Problem statement

https://leetcode.com/problems/plus-one-linked-list/

Solution

Add sentinel variable with $0$ to the start of our linked list. Now, we need to find how many $9$ we have in the end, for example $4192995289999$ has four $9$ in the end. How can we find it? Traverse the list with two pointers and find the place for the last group of $9$ — if next digit is not $9$, we put two pointers to this element, else, we move only fast element.
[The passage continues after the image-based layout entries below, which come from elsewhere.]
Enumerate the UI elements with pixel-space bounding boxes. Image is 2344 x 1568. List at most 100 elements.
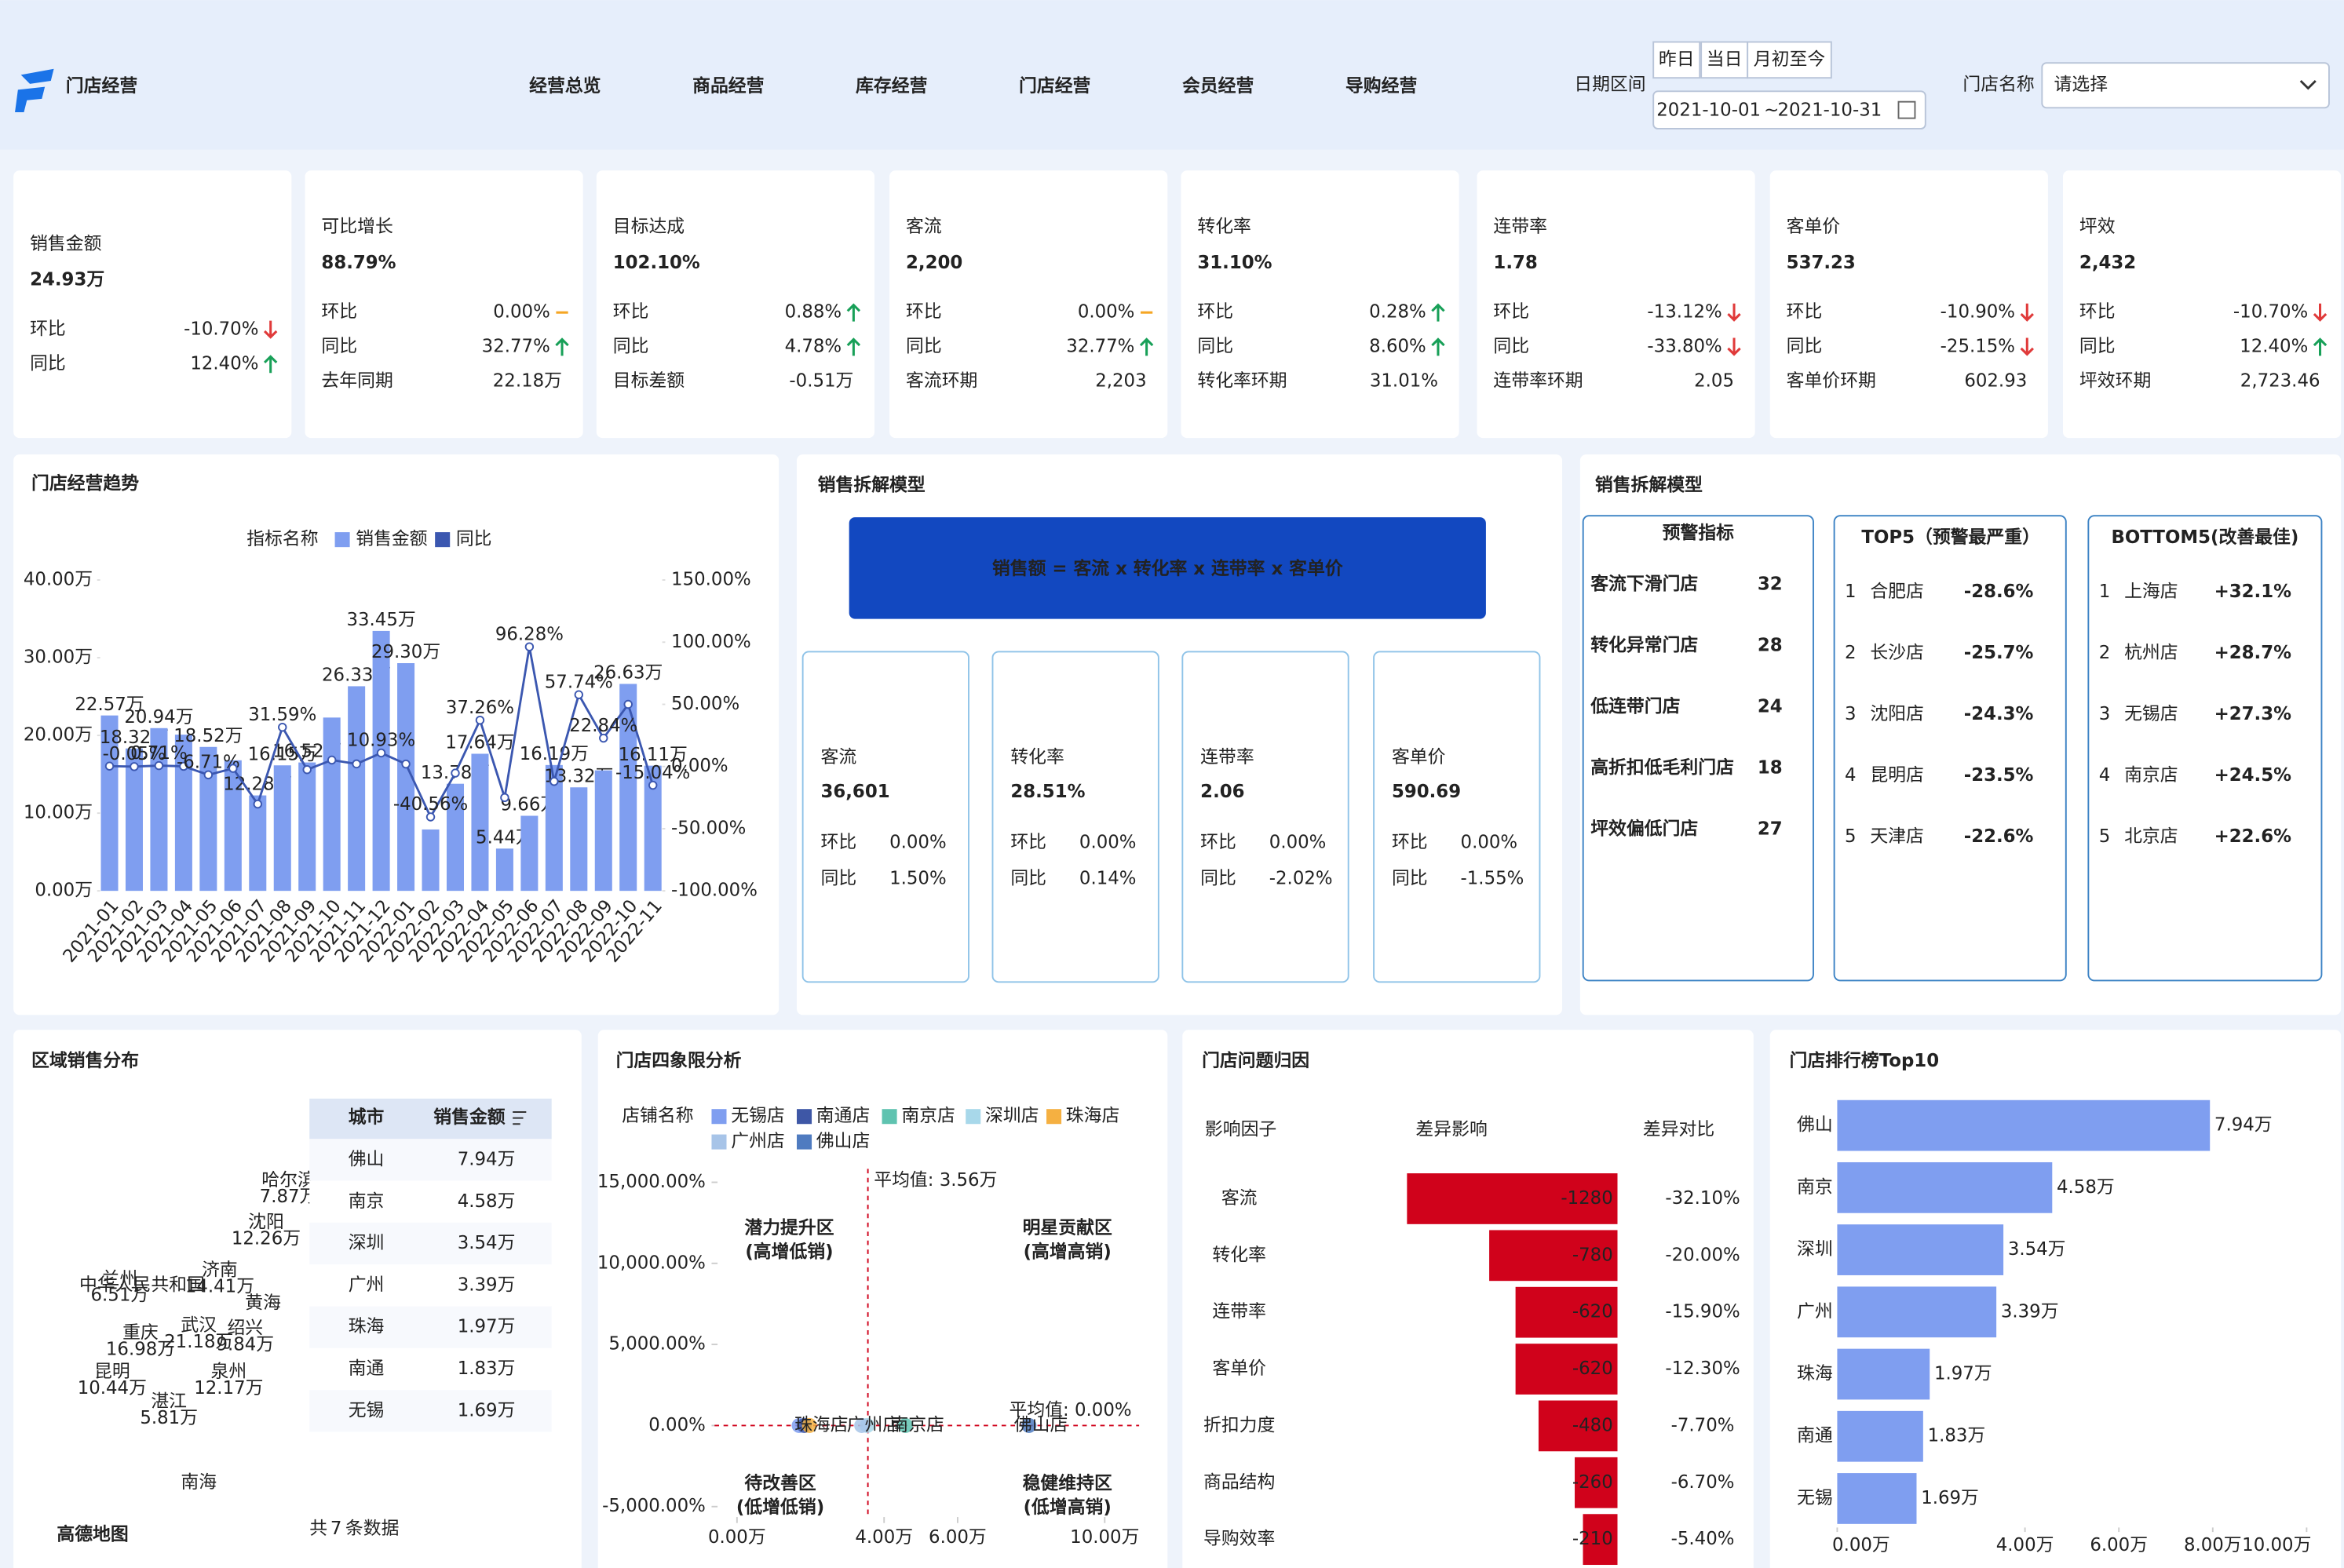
- kpi-card: [596, 170, 875, 439]
- sort-icon[interactable]: [513, 1111, 527, 1125]
- nav-item: 会员经营: [1182, 75, 1254, 97]
- bar: [397, 663, 415, 892]
- map-country: 中华人民共和国: [79, 1274, 205, 1295]
- factor-label: 连带率: [1212, 1302, 1266, 1322]
- alert-column: [2087, 515, 2323, 982]
- y2-tick-label: 100.00%: [671, 632, 751, 652]
- kpi-value: 2,432: [2079, 253, 2136, 273]
- kpi-row-label: 环比: [1787, 302, 1823, 323]
- alert-item: 高折扣低毛利门店: [1590, 757, 1734, 779]
- metric-row-value: 0.00%: [889, 833, 947, 853]
- date-button[interactable]: [1652, 41, 1701, 79]
- x-tick-label: 6.00万: [929, 1527, 987, 1548]
- panel: [597, 1030, 1168, 1568]
- table-cell: 1.83万: [458, 1358, 516, 1379]
- bar: [1837, 1224, 2004, 1275]
- nav-item: 商品经营: [692, 75, 764, 97]
- kpi-row-value: 22.18万: [493, 370, 562, 391]
- table-cell: 南京: [349, 1191, 385, 1212]
- table-row-bg: [309, 1306, 552, 1348]
- quadrant-subtitle: (低增低销): [736, 1497, 824, 1518]
- alert-item: 低连带门店: [1590, 695, 1680, 717]
- date-button[interactable]: [1747, 41, 1832, 79]
- bar: [298, 762, 316, 892]
- trend-icon: [2313, 303, 2328, 322]
- bar-label: 1.97万: [1934, 1364, 1992, 1384]
- x-tick-label: 0.00万: [1832, 1535, 1890, 1555]
- map-city: 兰州: [101, 1269, 137, 1289]
- line-point: [401, 759, 411, 769]
- map-city: 重庆: [122, 1322, 159, 1343]
- x-tick-label: 4.00万: [855, 1527, 913, 1548]
- kpi-row-value: 4.78%: [785, 336, 842, 356]
- metric-row-value: 0.00%: [1461, 833, 1518, 853]
- logo: [15, 68, 54, 113]
- panel-title: 销售拆解模型: [1595, 475, 1703, 496]
- formula: 销售额 = 客流 x 转化率 x 连带率 x 客单价: [992, 558, 1343, 579]
- legend-swatch: [797, 1109, 812, 1125]
- kpi-value: 102.10%: [613, 253, 700, 273]
- kpi-name: 坪效: [2079, 217, 2116, 237]
- trend-icon: [846, 337, 861, 356]
- legend-label: 无锡店: [731, 1106, 785, 1126]
- category-label: 深圳: [1797, 1239, 1833, 1260]
- x-tick-label: 6.00万: [2090, 1535, 2148, 1555]
- compare-label: -32.10%: [1665, 1188, 1740, 1209]
- kpi-row-value: -13.12%: [1647, 302, 1721, 323]
- alert-count: 18: [1758, 758, 1783, 779]
- bar: [100, 715, 119, 892]
- trend-icon: [263, 320, 278, 339]
- legend-label: 佛山店: [816, 1132, 871, 1152]
- map-city: 沈阳: [248, 1212, 284, 1232]
- alert-count: 28: [1758, 635, 1783, 655]
- line-label: 22.84%: [569, 716, 637, 736]
- line-point: [154, 760, 164, 771]
- map-city: 昆明: [94, 1362, 130, 1382]
- line-point: [104, 761, 115, 771]
- y-tick-label: 0.00万: [35, 881, 93, 901]
- page-title: 门店经营: [66, 75, 137, 97]
- line-label: -15.04%: [615, 763, 690, 783]
- bar-label: 26.63万: [593, 663, 663, 684]
- legend-title: 指标名称: [246, 529, 318, 549]
- category-label: 珠海: [1797, 1364, 1833, 1384]
- y-tick-label: 40.00万: [24, 570, 93, 590]
- line-point: [475, 715, 485, 725]
- table-row-bg: [309, 1139, 552, 1181]
- nav-item: 库存经营: [856, 75, 927, 97]
- rank-number: 4: [1845, 765, 1857, 786]
- map-value: 12.26万: [232, 1228, 301, 1249]
- kpi-row-label: 坪效环期: [2079, 370, 2151, 391]
- bar: [1837, 1099, 2211, 1151]
- date-range[interactable]: [1652, 90, 1926, 129]
- kpi-row-value: -0.51万: [789, 370, 853, 391]
- column-header: 差异影响: [1415, 1119, 1487, 1140]
- kpi-row-value: 32.77%: [1066, 336, 1134, 356]
- legend-label: 销售金额: [356, 529, 428, 549]
- date-button[interactable]: [1700, 41, 1749, 79]
- store-select[interactable]: [2041, 62, 2330, 109]
- alert-item: 坪效偏低门店: [1590, 819, 1698, 840]
- compare-label: -12.30%: [1665, 1358, 1740, 1379]
- category-label: 广州: [1797, 1301, 1833, 1322]
- y-tick-label: 10,000.00%: [597, 1253, 706, 1273]
- kpi-name: 客单价: [1787, 217, 1841, 237]
- quadrant-title: 稳健维持区: [1023, 1473, 1112, 1494]
- kpi-row-label: 目标差额: [613, 370, 685, 391]
- map-value: 14.41万: [185, 1276, 254, 1296]
- metric-row-label: 环比: [1200, 833, 1236, 853]
- bar: [1837, 1473, 1917, 1524]
- metric-value: 2.06: [1200, 782, 1244, 802]
- y2-tick-label: 0.00%: [671, 756, 728, 776]
- bar-label: 16.11万: [619, 745, 688, 765]
- map-city: 绍兴: [227, 1318, 263, 1339]
- bar-label: -620: [1572, 1358, 1613, 1379]
- scatter-point: [1021, 1417, 1037, 1433]
- kpi-row-value: 602.93: [1964, 370, 2027, 391]
- bar-label: 3.39万: [2001, 1301, 2059, 1322]
- rank-value: +32.1%: [2214, 582, 2292, 602]
- bar-label: 20.94万: [124, 707, 193, 727]
- category-label: 无锡: [1797, 1488, 1833, 1508]
- kpi-name: 目标达成: [613, 217, 685, 237]
- line-point: [302, 764, 312, 775]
In the end we have slow pointer just before the last group of $9$. Add $1$ to value of slow pointer and change all next elements to $0$. Return dummy variable if it is equal to $1$ and next one if it is equal to $0$.

Complexity

Time complexity is $O(n)$, more precisely $2n$ — we have full pass for slow and fast pointers, time complexity is $O(1)$.

Code

class Solution:
    def plusOne(self, head):
        dummy = ListNode(0)
        dummy.next = head
        
        slow, fast = dummy, dummy
        while fast.next:
            if fast.next.val != 9:
                slow, fast = fast.next, fast.next
            else:
                fast = fast.next
                
        slow.val += 1
        while slow.next:
            slow.next.val = 0
            slow = slow.next
        
        return dummy.next if dummy.val == 0 else dummy

Remark

See Problem 0066. Plus One, which is exactly the same, but we have array, not list there.